Martha Nussbaum is very prolific so it's surprising that she wasn't mentioned as well.
I agree with Jenna. Asking a retaliatory question to shame the person who hurt your feelings might be counterproductive (however satisfying).
Instead, you should ask a consciousness-raising philosophical question, like "Why is it important to have diversity in any academic system, be it diversity of gender, race, class, ideology, etc.? and what are the best ways to invite such diversity?" or "What are the purposes of communities, and how are their boundaries defined (and how *ought* they to be defined)?"
I was going to suggest that you talk to the club - as a group - about how the question being asked and answered made you feel. But I understand that once you've been objectified, it will be difficult for many of the group members that participated in your humiliation to take you seriously. I think a more severe level of recourse may be in order. Do you have the option of filing some kind of sexual harassment complaint with your school's judicial services committee?

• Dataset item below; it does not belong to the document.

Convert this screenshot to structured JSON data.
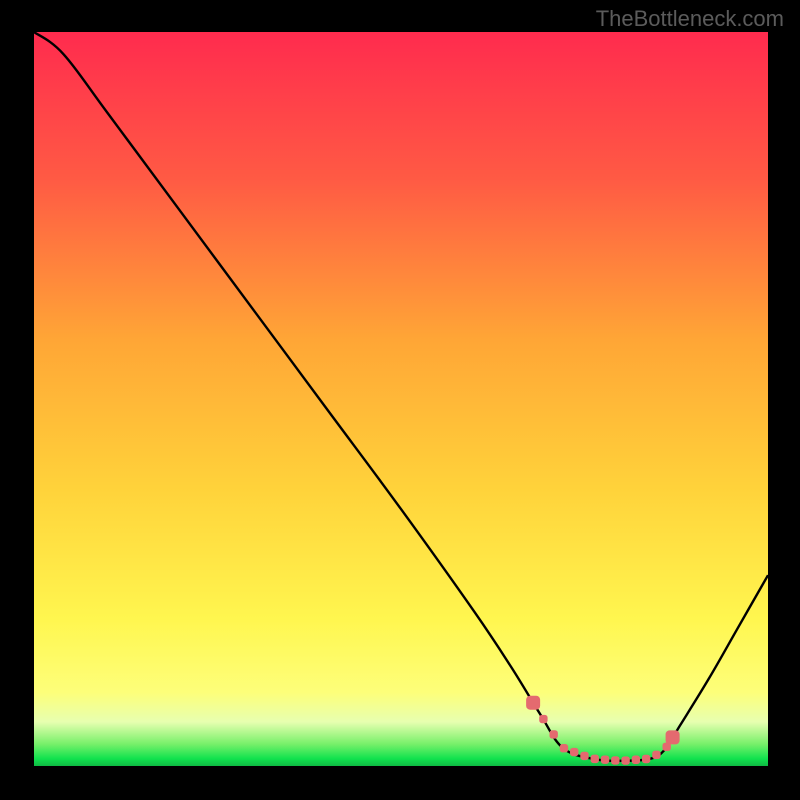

If it's any comfort, men in philosophy are notoriously socially inept. Intelligent but utterly clueless. Just look around the room next time at the way they're probably all dressed ...yeah. This doesn't justify their behavior, of course, and it's still totally inappropriate, but it does maybe put it in a little perspective. So, educate them. Stand up for yourself. Most people who are in philosophy love a good debate with a strong opponent. If you demand that they defend the question/comment and demonstrate that it's not inappropriate, you might start a great discussion on feminism that they badly need to hear.

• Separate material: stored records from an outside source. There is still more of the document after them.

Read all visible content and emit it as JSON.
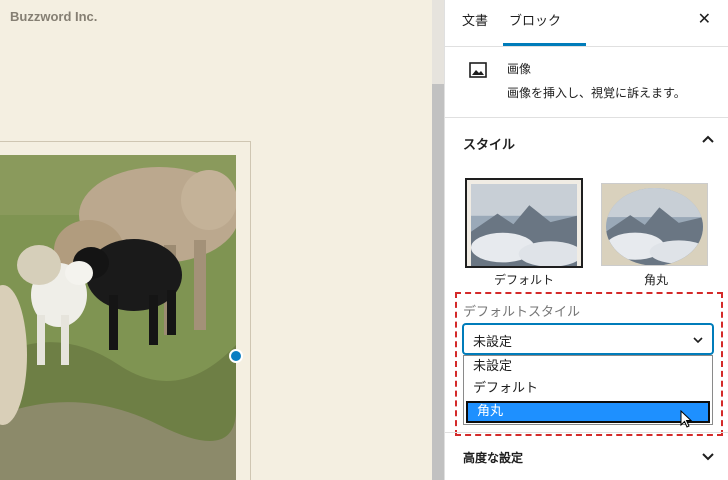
{
  "canvas": {
    "site_title": "Buzzword Inc."
  },
  "sidebar": {
    "tabs": [
      {
        "label": "文書"
      },
      {
        "label": "ブロック"
      }
    ],
    "close_icon": "close-icon",
    "block": {
      "icon": "image-icon",
      "name": "画像",
      "description": "画像を挿入し、視覚に訴えます。"
    },
    "styles_panel": {
      "title": "スタイル",
      "options": [
        {
          "label": "デフォルト",
          "selected": true
        },
        {
          "label": "角丸",
          "selected": false
        }
      ],
      "default_style_label": "デフォルトスタイル",
      "select": {
        "value": "未設定",
        "options": [
          "未設定",
          "デフォルト",
          "角丸"
        ],
        "hovered_option": "角丸"
      }
    },
    "advanced_panel": {
      "title": "高度な設定"
    }
  },
  "colors": {
    "accent": "#007cba",
    "canvas_bg": "#f4efe1",
    "highlight": "#1e90ff",
    "annotation": "#d42a2a"
  }
}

This is bullshit. Total fucking bullshit. Complain to everyone who will listen- this is outrageous. I'm behind you all the way girl!
That sounds horrible. I think you need to approach the jerk directly and tell him how that makes you feel and ask him if he would like to be objectified. If he doesn't apologize, threaten to press sexual harassment charges against him.
If there's not a president or student activities board you can go to, maybe bring up a question to point out their sexist asshattery?
Like, why are women reduced to bodies?
A couple of days late, but you might like the blog Feminist Philosophers if you don't read it already.
http://feministphilosophers.wordpress.com/
Good luck with it all!
This just makes me sick to my stomach. And then people wonder why we protest the images of sexualized women.. EVERYWHERE. Commercials, TV, ads, films, internet, magazines, posters. Everywhere. Because some of the men who are bombarded by these images must internalize this thought that it is perfectly normal and socially acceptable to look at and judge a woman only by her sexual desirability (and essentially turn her into an object), as opposed to her intelligence, spirituality, kindness, well-rounded personality, talents, etc. It's uncivilized. It's depressing. I'm so sorry this happened to you.
Jesus Christ. I am losing so much hope in humanity. Especially because I've even had a very progressive, awesome man admit to me that the first thing he thinks when he meets a girl is that he wants to have sex with her, and another one who admitted he wants to marry a "hot", young, stupid woman who won't argue with him the way his female activist friends do. And they don't see a problem with that. I don't know what to do anymore, I feel like I'm going crazy. And it's totally inescapable.